19.      No presente caso, o órgão jurisdicional de reenvio não prestou informações detalhadas acerca do objecto dos processos que tem pendentes. Do pedido de decisão prejudicial só resulta que nos processos principais estão em causa utilizadores finais que propuseram acções contra as respectivas sociedades prestadoras de serviços telefónicos, com vista à reparação de prejuízos que terão sofrido por alegado incumprimento dos contratos que têm por objecto os serviços prestados pelas sociedades em causa. O órgão jurisdicional de reenvio não especifica quais são, em concreto, os direitos e obrigações controvertidos.

20.      Contudo, não é de concluir que as questões submetidas são inadmissíveis.

21.      Neste contexto, importa começar por recordar que, em princípio, compete ao órgão jurisdicional nacional, a quem foi submetido o litígio, apreciar, tendo em conta as especificidades de cada processo, a necessidade de uma decisão prejudicial. Isto porque é o órgão jurisdicional de reenvio que assume a responsabilidade pela decisão jurisdicional a tomar. Consequentemente, quando as questões prejudiciais colocadas sejam relativas à interpretação do direito comunitário, o Tribunal de Justiça é, em princípio, obrigado a decidir (7).

22.      Só em casos excepcionais cabe ao Tribunal de Justiça examinar as condições em que os pedidos lhe são submetidos pelos órgãos jurisdicionais nacionais (8). Assim, segundo jurisprudência constante, a recusa de decisão sobre uma questão prejudicial submetida por um órgão jurisdicional nacional só é possível quando for manifesto que a interpretação do direito comunitário solicitada não tem qualquer relação com a realidade ou com o objecto do litígio no processo principal, quando o problema for hipotético ou ainda quando o Tribunal não dispuser dos elementos de facto e de direito necessários para responder utilmente às questões que lhe são colocadas (9).

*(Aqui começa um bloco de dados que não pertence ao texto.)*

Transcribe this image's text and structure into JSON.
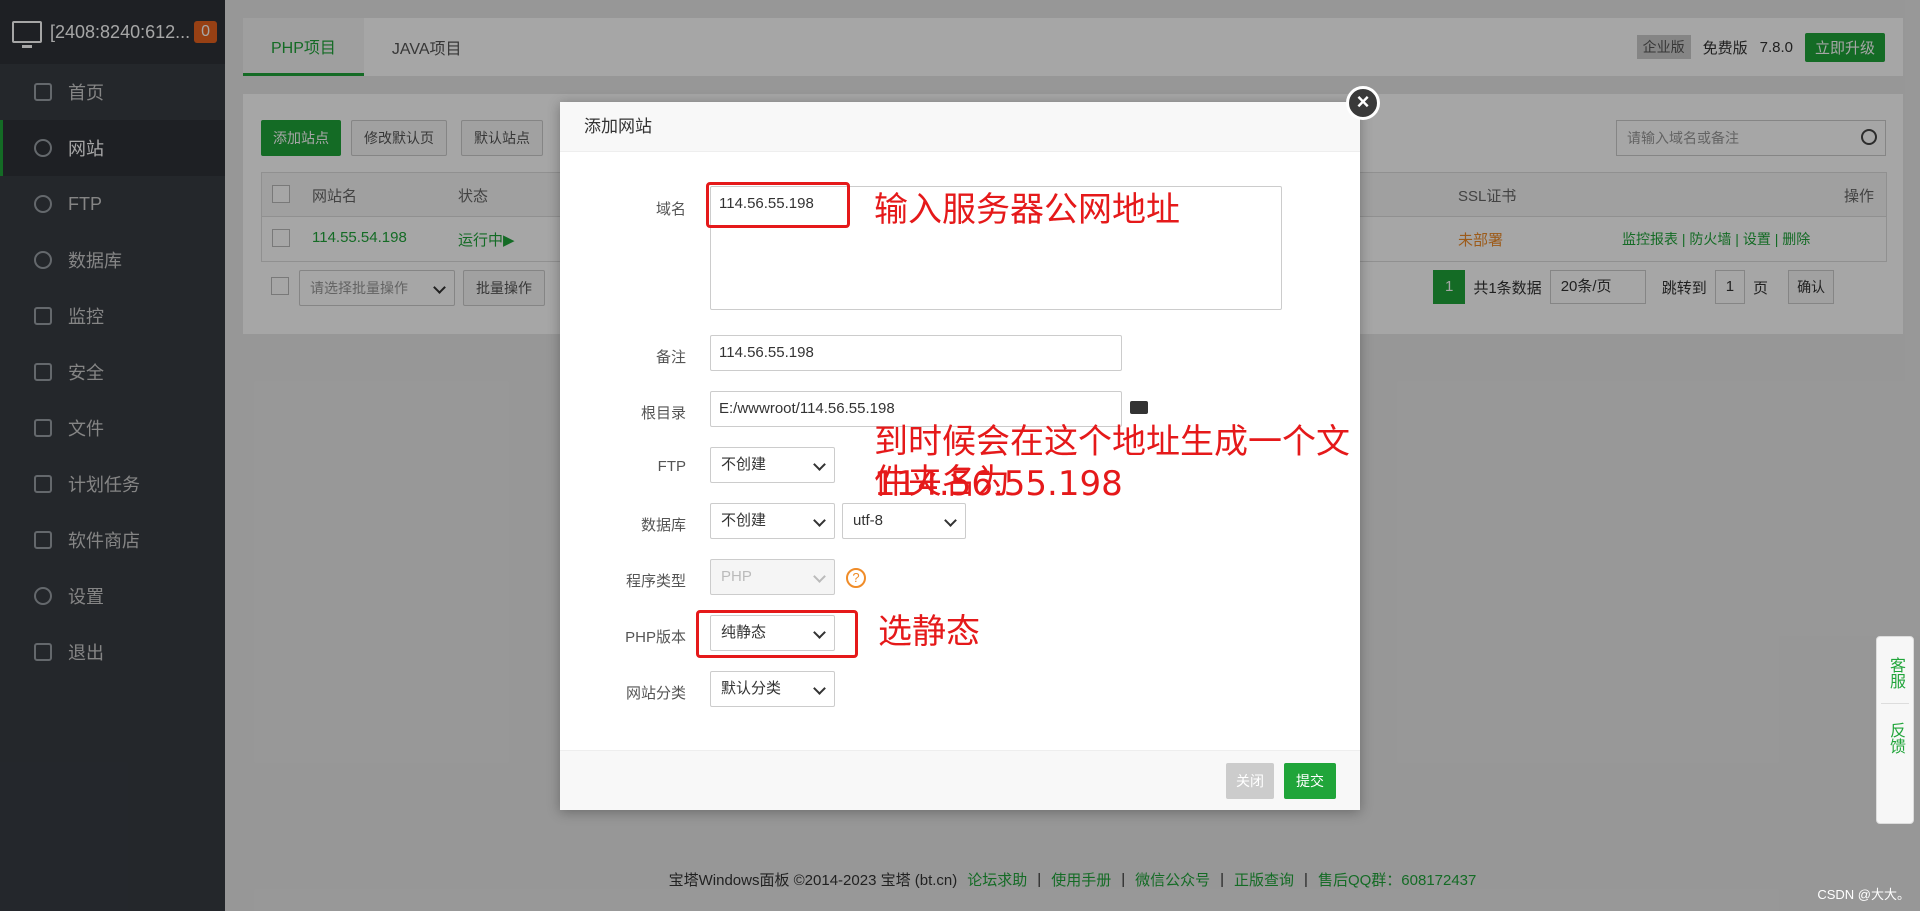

23.      Nos processos principais ora em apreço estão em causa acções de consumidores finais contra sociedades prestadoras de serviços telefónicos. A Directiva 2002/22, nos termos do seu artigo 1.°, n.° 2, estabelece os direitos dos utilizadores finais e as correspondentes obrigações das empresas que oferecem redes e serviços de comunicações electrónicas acessíveis ao público. Na própria questão prejudicial o juiz de reenvio esclarece que os processos principais em causa têm por objecto litígios em matéria de comunicações electrónicas entre utilizadores finais e operadores, relativos ao incumprimento das disposições relativas ao serviço universal e aos direitos dos utilizadores finais. Por isso, no âmbito desta apreciação da admissibilidade não se pode considerar que se está fora do âmbito de aplicação do direito comunitário e que a interpretação do direito comunitário solicitada não tem qualquer relação com o objecto do litígio no processo principal.

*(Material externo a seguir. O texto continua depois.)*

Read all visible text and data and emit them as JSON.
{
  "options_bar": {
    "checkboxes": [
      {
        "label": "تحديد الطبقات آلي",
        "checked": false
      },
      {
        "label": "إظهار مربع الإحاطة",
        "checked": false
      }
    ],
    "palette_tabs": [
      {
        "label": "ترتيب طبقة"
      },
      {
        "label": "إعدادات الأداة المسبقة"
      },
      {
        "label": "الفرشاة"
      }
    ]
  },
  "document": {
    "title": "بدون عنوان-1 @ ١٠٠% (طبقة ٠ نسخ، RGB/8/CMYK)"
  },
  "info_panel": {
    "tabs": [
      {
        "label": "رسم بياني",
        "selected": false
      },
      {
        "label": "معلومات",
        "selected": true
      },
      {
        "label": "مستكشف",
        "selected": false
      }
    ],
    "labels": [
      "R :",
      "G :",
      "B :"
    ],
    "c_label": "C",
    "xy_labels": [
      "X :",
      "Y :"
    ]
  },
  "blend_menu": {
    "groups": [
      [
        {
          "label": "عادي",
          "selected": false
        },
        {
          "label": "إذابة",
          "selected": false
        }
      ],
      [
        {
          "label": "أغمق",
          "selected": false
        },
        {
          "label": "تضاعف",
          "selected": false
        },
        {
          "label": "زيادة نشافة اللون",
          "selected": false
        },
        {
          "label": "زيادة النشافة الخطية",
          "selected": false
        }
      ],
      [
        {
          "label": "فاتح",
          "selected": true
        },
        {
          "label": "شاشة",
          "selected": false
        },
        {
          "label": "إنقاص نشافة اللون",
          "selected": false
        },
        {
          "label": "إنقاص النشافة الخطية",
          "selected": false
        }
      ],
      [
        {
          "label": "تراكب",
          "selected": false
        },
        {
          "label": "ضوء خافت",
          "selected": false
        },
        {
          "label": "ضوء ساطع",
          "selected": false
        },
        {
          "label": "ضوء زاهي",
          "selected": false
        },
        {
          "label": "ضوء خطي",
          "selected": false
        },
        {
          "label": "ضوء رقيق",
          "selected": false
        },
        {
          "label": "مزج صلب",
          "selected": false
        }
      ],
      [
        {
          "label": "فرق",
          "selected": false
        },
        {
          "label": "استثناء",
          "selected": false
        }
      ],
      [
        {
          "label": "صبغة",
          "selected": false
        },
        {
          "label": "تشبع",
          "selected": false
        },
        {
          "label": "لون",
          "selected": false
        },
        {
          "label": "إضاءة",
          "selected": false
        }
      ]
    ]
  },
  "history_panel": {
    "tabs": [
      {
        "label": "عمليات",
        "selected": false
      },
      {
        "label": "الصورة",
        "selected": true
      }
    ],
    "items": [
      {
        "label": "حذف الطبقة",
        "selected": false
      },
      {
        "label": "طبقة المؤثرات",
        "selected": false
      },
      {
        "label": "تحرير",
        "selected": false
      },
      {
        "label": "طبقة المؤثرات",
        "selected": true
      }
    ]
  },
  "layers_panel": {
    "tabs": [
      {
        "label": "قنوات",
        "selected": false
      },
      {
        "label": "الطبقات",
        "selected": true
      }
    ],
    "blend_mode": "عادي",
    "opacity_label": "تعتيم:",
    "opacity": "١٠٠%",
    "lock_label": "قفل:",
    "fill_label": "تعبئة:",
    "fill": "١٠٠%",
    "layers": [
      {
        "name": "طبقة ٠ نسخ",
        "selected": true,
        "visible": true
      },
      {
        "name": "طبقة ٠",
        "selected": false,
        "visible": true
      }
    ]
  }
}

24.      Consequentemente, o pedido de decisão prejudicial é admissível.

B –    Apreciação substantiva das questões prejudiciais

25.      No essencial, o que está em causa no presente processo é saber se o direito comunitário se opõe a uma regulamentação nacional que estabelece como pressuposto de admissibilidade de acções judiciais, que têm por objecto direitos decorrentes da Directiva 2002/22, a prévia realização de um processo extrajudicial de tentativa de conciliação.

26.      A questão prejudicial refere várias disposições de direito comunitário. Começa por mencionar a Directiva 1999/44/CE do Parlamento Europeu e do Conselho, de 25 de Maio de 1999, relativa a certos aspectos da venda de bens de consumo e das garantias a ela relativas (10). O artigo 1.°, n.° 2, alínea b), desta directiva define «bem de consumo» como bem móvel corpóreo. Contudo, uma vez que nos processos principais em causa não se discutem bens móveis corpóreos, mas sim serviços telefónicos, importa desde logo constatar não se aplicar a Directiva 1999/44.

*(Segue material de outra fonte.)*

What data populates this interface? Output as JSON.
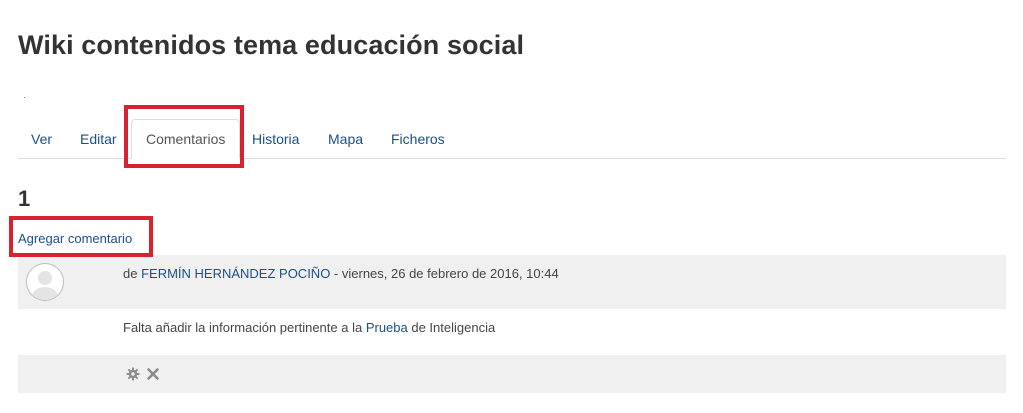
{
  "page": {
    "title": "Wiki contenidos tema educación social"
  },
  "tabs": [
    {
      "label": "Ver",
      "active": false
    },
    {
      "label": "Editar",
      "active": false
    },
    {
      "label": "Comentarios",
      "active": true
    },
    {
      "label": "Historia",
      "active": false
    },
    {
      "label": "Mapa",
      "active": false
    },
    {
      "label": "Ficheros",
      "active": false
    }
  ],
  "comments": {
    "count": "1",
    "add_label": "Agregar comentario",
    "items": [
      {
        "by_prefix": "de ",
        "author": "FERMÍN HERNÁNDEZ POCIÑO",
        "date": " - viernes, 26 de febrero de 2016, 10:44",
        "text_before": "Falta añadir la información pertinente a la ",
        "link": "Prueba",
        "text_after": " de Inteligencia",
        "actions": [
          {
            "icon": "gear-icon"
          },
          {
            "icon": "close-icon"
          }
        ]
      }
    ]
  },
  "colors": {
    "link": "#1a4f8a",
    "highlight": "#d9222f",
    "panel_bg": "#f0f0f0"
  }
}
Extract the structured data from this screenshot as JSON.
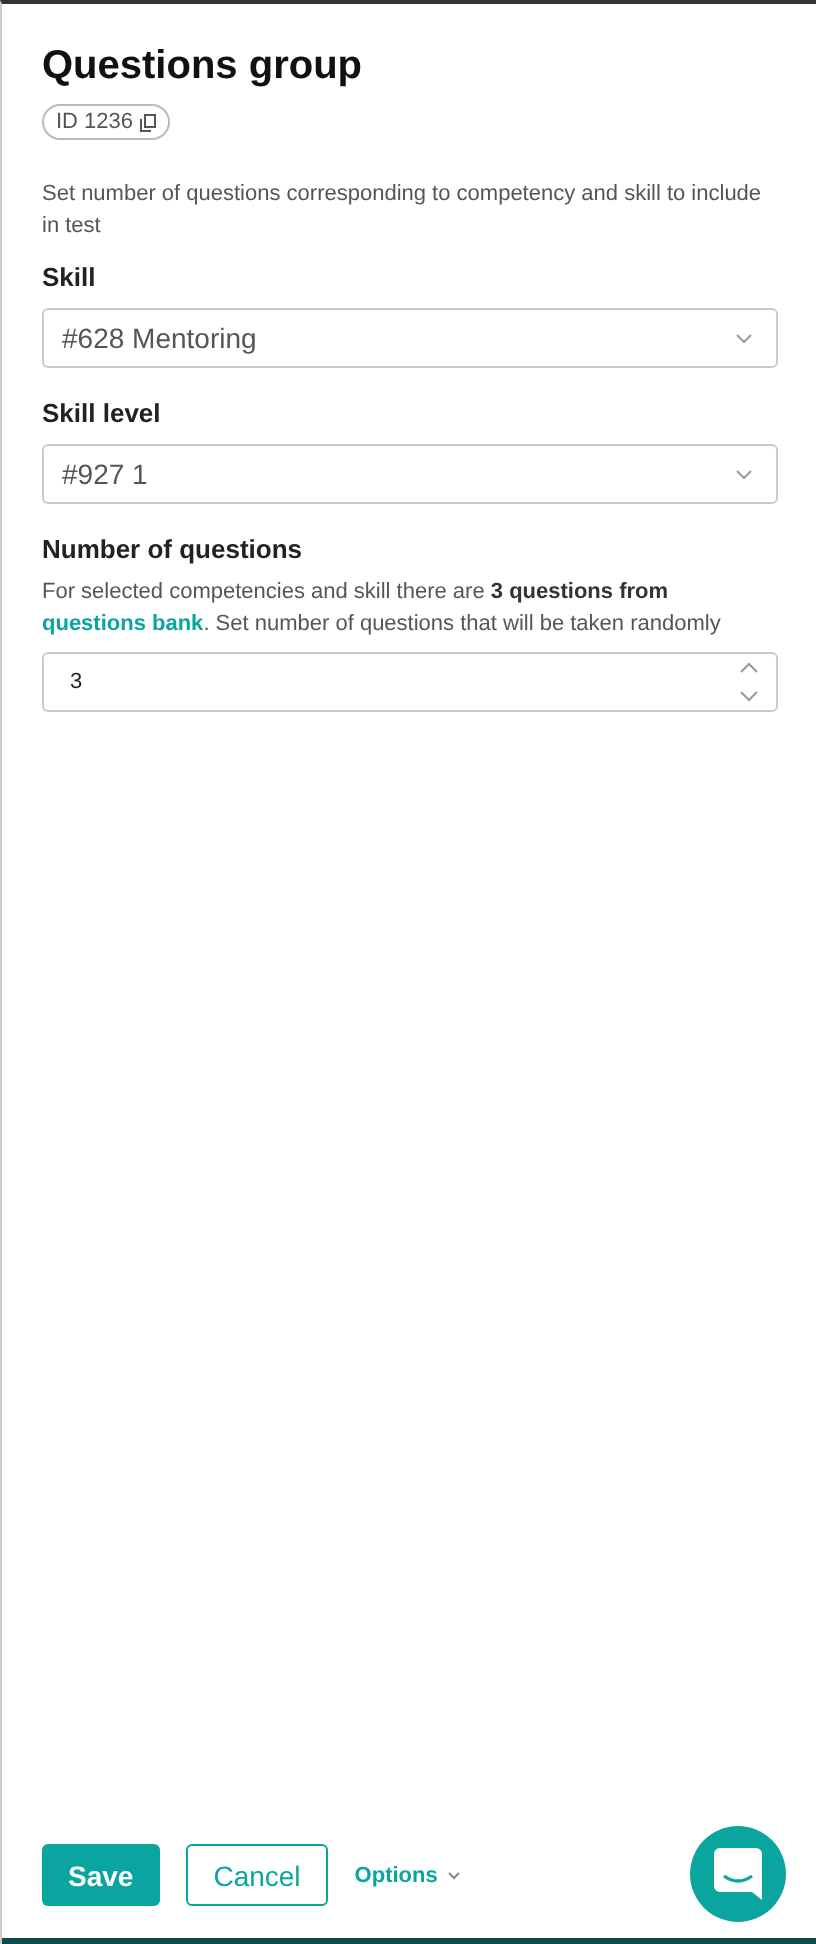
{
  "title": "Questions group",
  "id_badge": "ID 1236",
  "description": "Set number of questions corresponding to competency and skill to include in test",
  "fields": [
    {
      "kind": "select",
      "label": "Skill",
      "value": "#628 Mentoring"
    },
    {
      "kind": "select",
      "label": "Skill level",
      "value": "#927 1"
    },
    {
      "kind": "number",
      "label": "Number of questions",
      "hint_before": "For selected competencies and skill there are **3 questions from**",
      "hint_link": "questions bank",
      "hint_after": ". Set number of questions that will be taken randomly",
      "value": "3"
    }
  ],
  "buttons": {
    "save": "Save",
    "cancel": "Cancel",
    "options": "Options"
  }
}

27.      No tocante à referência do órgão jurisdicional de reenvio às Recomendações 98/257/CE (11) e 2001/310/CE (12), importa esclarecer que estas, nos termos do artigo 249.°, quinto parágrafo, CE, não são juridicamente vinculativas. Portanto, não podem constituir fundamento de obrigações autónomas que recaiam sobre os Estados‑Membros. Contudo, as referidas recomendações devem ser tidas em consideração, no âmbito da interpretação de outras disposições do direito comunitário e de regulamentações nacionais dos Estados‑Membros.

28.      Por isso, para o presente caso interessam, especialmente, o artigo 34.° da Directiva 2002/22 e o direito a uma protecção jurisdicional efectiva.

1.      O artigo 34.° da Directiva 2002/22

29.      O artigo 34.° da Directiva 2002/22 obriga os Estados‑Membros a disponibilizar procedimentos extrajudiciais para tratar os litígios pendentes. Estes procedimentos devem ser transparentes, simples e pouco dispendiosos. Os Estados‑Membros devem garantir que tais procedimentos permitam resolver os litígios de modo rápido e equitativo.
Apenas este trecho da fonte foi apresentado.